O impacto cultural de Traços da Morte não foi pequeno. Circulava clandestinamente, passava de mão em mão, e sua simples menção já bastava para criar aura de tabu. Assistir era um ato de coragem — ou de imbecilidade, dependendo do ponto de vista. O “proibido” sempre teve um charme próprio, e Traços da Morte surfou magistralmente nessa onda.
A morte como espetáculo
O fascínio pelo grotesco é antigo. Desde as execuções públicas nas praças medievais até os reality shows de hoje, o ser humano parece incapaz de resistir ao espetáculo do sofrimento. Traços da Morte apenas traduziu essa pulsão para o formato audiovisual de seu tempo. Não era jornalismo, nem documentário: era exploração disfarçada de curiosidade científica.
O mais perturbador é perceber como a estética do horror se modernizou, mas não se perdeu. A mesma lógica que alimentava as locadoras nos anos 90 agora move o algoritmo. Hoje, os vídeos reais de tragédias circulam livremente, com um clique. O que antes era contrabando visual, hoje é viralização. Em outras palavras: o mundo se digitalizou, mas o gosto pelo abismo continua analógico.

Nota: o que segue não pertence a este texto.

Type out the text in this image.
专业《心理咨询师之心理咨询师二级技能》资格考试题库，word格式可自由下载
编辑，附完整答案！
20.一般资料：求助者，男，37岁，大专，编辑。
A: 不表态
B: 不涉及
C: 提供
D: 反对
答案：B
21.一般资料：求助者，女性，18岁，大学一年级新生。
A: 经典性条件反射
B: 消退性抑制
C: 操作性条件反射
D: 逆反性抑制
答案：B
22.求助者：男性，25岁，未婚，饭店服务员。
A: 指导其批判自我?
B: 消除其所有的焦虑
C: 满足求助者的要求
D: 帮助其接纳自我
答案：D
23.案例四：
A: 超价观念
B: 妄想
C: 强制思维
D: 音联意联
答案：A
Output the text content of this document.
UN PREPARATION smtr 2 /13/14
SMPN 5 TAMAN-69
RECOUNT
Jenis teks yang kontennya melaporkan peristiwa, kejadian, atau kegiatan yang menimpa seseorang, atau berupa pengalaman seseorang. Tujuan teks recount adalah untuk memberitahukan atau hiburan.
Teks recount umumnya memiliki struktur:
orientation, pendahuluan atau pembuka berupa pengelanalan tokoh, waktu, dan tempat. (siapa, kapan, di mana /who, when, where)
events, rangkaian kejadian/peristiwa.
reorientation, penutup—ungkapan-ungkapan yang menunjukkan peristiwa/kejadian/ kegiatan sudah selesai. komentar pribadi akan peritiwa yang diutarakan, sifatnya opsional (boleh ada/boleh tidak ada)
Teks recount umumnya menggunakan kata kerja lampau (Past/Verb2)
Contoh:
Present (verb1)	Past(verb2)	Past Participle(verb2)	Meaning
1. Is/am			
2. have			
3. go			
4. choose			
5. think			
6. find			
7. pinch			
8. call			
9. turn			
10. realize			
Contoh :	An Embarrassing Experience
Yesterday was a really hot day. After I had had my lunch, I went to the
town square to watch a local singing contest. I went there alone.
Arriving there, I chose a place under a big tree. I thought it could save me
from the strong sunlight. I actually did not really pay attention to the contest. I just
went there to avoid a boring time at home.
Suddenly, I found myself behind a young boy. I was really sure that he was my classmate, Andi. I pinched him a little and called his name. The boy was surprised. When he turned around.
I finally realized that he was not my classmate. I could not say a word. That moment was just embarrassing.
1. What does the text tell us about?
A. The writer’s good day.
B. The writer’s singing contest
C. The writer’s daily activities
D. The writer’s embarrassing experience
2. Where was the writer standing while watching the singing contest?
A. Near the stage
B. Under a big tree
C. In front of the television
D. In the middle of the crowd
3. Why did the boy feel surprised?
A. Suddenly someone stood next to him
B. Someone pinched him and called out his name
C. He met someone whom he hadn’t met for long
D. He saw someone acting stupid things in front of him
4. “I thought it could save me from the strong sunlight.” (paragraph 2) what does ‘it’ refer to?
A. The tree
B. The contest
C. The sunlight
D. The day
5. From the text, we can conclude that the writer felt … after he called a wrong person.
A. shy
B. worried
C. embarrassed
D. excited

Há também um componente moral nessa história. Muitos dos que assistiam a Traços da Morte diziam querer “entender a morte”, como se a exposição ao choque trouxesse alguma iluminação filosófica. Mas o que realmente se via era um strip-tease ético. A dor do outro transformada em espetáculo, o sangue em mercadoria, e a curiosidade humana, travestida de coragem intelectual. Como se a brutalidade da realidade pudesse ser digerida com pipoca.
A pergunta que paira é simples e incômoda: por que gostamos de ver o que nos repulsa? Freud talvez diria que é a pulsão de morte, o impulso de olhar para o fim para reafirmar a própria existência. Mas talvez seja apenas o mesmo desejo de “ver para crer”, ainda que o que se veja não mereça crença.
Com o tempo, a série ganhou status de culto entre os nostálgicos do VHS e os curiosos digitais. É citada em fóruns, reaparece em listas de “filmes proibidos” e inspira até documentários sobre a própria morbidez humana. Ironia das ironias: Traços da Morte tornou-se um documento sobre a própria era da desinformação. O que se vendia como “real” era, no fundo, um reflexo de um público disposto a acreditar em qualquer coisa — desde que viesse embalada com o selo do proibido.
Hoje, quando fake news e vídeos manipulados dominam as telas, Traços da Morte parece quase ingênuo. Seu impacto chocante perdeu força, mas seu legado sobrevive: a dúvida entre o falso e o verdadeiro, o prazer em assistir o inassistível, o fascínio pela fronteira do horror. Talvez essa seja a verdadeira mensagem que restou — a de que, no fundo, o ser humano não quer tanto entender a morte, mas apenas espiá-la de um lugar seguro.

Traços da Morte não foi uma obra-prima, tampouco um documentário honesto. Foi um espelho torto do nosso voyeurismo. E, como todo espelho torto, revelou mais sobre quem assistia do que sobre aquilo que mostrava.